Por una de esas casualidades -para ser exacto por un efecto colateral de la hiperinflación que hizo que Buenos Aires tuviera precios ridículamente bajos para los uruguayos durante varios meses- yo estaba en Buenos Aires durante la Semana Santa del levantamiento de los carapintadas del repugnante Aldo Rico. De hecho me estaba quedando con dos amigos -que al igual que yo éramos demasiado chicos para viajar sólos pero de alguna forma lo habíamos logrado- en el Hotel Liberty de Corrientes y Florida, el mismo en el que estaban Zelmar Michelini y Héctor Gutiérrez Ruiz cuando fueron secuestrados y asesinados. Era la primera vez que viajaba en circunstancias similares y todo era una aventura enorme.

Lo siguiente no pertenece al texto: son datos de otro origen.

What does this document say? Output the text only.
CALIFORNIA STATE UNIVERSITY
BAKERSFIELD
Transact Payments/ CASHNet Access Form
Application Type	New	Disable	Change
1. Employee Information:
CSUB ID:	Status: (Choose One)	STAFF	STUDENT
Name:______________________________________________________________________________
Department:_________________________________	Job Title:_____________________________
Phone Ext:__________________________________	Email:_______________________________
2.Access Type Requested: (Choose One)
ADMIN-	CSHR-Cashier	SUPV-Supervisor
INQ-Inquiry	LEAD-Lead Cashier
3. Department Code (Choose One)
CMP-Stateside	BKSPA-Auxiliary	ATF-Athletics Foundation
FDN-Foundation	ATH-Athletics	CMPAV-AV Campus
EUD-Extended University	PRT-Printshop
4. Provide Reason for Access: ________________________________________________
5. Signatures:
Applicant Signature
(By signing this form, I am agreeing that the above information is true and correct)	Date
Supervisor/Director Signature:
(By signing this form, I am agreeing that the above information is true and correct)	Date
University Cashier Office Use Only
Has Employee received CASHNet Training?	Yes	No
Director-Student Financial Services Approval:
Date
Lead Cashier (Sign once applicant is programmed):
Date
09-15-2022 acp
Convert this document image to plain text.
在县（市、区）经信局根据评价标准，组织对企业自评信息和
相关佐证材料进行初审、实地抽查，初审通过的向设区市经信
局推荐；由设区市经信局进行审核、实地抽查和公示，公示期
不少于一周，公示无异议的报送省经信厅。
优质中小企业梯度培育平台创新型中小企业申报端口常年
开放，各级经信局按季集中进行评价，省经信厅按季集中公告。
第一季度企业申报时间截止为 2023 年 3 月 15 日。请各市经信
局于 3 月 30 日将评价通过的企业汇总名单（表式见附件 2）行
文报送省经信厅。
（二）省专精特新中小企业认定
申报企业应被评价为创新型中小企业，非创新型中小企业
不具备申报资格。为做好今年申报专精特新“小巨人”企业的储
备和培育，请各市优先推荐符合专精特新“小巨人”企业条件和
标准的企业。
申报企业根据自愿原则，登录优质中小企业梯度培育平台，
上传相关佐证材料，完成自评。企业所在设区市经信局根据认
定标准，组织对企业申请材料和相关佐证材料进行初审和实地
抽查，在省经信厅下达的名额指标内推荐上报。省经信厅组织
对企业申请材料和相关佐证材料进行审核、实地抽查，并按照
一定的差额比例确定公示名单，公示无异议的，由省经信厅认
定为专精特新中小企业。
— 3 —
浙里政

Uno de esos días caminábamos por Lavalle y un porteño muy elocuente nos convenció de entrar a un cabaret a ver un show de strip-tease. En pocos minutos unas turras muy bien entrenadas se las arreglaron para que pidiéramos una serie de bebidas de precio insensato -a esa edad uno se convence de cualquier cosa cuando le acarician la poronga por encima del pantalón- y nos vaciaron las billeteras a la velocidad a la que un chorro de agua pasa entre los dedos. Otro día vimos a El Corte, la primer banda del Calamaro sin gracia, en un boliche de Suipacha que había sido una Iglesia. Ese día tomamos cerca de diez taxis, porque cada uno nos salía lo mismo que un chicle en Montevideo; escuchamos el Helen of Troy de John Cale en el boliche y nos sentamos cerca de Charly García. Eran unas vacaciones tremendas para gente que no había cumplido aún 18 años.
Pero lo que más recuerdo, lo más fuerte e intenso de esas vacaciones, fue el levantamiento de los carapintadas y las circunstancias en que lo vivimos; con mi amigo J. habíamos conocido a un par de porteñas en Atlántida, a las que habíamos quedado en llamar cuando llegáramos. Lo hicimos y nos invitaron a tomar unas cervezas cerca de sus casas, en una zona de Belgrano que hoy en día es cheta y elegante, pero en aquel entonces no lo era. El mismo día que aterrizamos por allí Rico y sus fachos maquillados se amotinaron en la Escuela de Infantería de Campo de Mayo, y todos nuestro planes se trastocaron. Una de las dos chicas era militante del partido de izquierda tímida de Oscar Alende -el PI-, pero venía de una familia del ala izquierda del PJ que por pura suerte no tenía desaparecidos cercanos, la otra era una de las rarísimas integrantes de la Juventud Comunista argentina. Ambas tenían motivos serios para ponerse nerviosas ante una asonada golpista, y ambas eran mucho más lindas y simpáticas que cualquiera de las chicas con las que eventualmente salíamos en Montevideo.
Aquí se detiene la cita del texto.